Erasing Your Mac’s Hard Drive: Method 2
Implemented first a few years ago by Apple on its portables, SSDs now can be found in almost all MacBooks. And not only are they fast, they are also extremely secure, making the entire process of safely erasing your hard drive a lot easier. In fact, with a regular erasing process, most of the data on an SSD should be safely deleted.
However, if you fear your data might be still recoverable by some advanced third party tool, here is a very simple way to safely delete it from your Mac’s SSD that will also work with conventional hard drives: Using FileVault’s disk encryption.
As discussed in this entry, FileVault keeps all your drive’s data encrypted at all times.
That way, if you use FileVault on your Mac, when you all the data left on your erased drive will be impossible to access by the Mac’s next owner.

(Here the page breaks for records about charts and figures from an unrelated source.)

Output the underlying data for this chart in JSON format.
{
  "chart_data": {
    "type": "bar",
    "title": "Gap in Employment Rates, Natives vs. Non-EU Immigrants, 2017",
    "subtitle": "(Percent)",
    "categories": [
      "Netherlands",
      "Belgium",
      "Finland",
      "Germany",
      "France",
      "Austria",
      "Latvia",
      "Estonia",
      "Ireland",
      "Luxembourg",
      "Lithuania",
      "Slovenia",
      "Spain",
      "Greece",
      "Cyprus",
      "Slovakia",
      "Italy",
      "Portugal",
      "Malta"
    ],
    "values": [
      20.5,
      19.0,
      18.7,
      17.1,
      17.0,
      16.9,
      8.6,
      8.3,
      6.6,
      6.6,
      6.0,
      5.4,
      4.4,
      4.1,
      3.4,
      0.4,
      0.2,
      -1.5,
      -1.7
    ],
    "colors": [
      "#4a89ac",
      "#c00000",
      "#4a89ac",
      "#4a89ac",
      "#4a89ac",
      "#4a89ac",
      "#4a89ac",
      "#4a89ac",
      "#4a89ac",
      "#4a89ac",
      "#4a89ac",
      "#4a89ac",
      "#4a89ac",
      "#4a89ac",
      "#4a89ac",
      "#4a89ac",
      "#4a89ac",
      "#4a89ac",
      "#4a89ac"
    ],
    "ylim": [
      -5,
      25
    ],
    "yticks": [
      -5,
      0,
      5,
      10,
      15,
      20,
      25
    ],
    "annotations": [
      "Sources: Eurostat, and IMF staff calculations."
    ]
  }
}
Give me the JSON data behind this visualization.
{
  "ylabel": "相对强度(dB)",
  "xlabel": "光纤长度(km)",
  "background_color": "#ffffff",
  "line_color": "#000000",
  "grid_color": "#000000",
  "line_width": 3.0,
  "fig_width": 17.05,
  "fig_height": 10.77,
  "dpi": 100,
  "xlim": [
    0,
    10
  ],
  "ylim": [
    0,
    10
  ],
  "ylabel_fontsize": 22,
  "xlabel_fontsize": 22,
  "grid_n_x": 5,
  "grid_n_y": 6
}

You can also use the method described in the Important Note section above to delete your Mac’s hard drive. But since in this case that drive that was/is using FileVault, you will have to first unlock the volume before erasing it.
To do so, while on the Recovery mode open Disk Utility and just select the disk you want to erase and then select File > Unlock “Volume Name”. Then enter the password for your FileVault-enabled account and you will finally be able to erase your Mac’s drive, which renders the data on your Mac’s drive completely irrecoverable.
And there you have it. Make sure to keep these methods in mind whenever passing your Mac to someone else for good.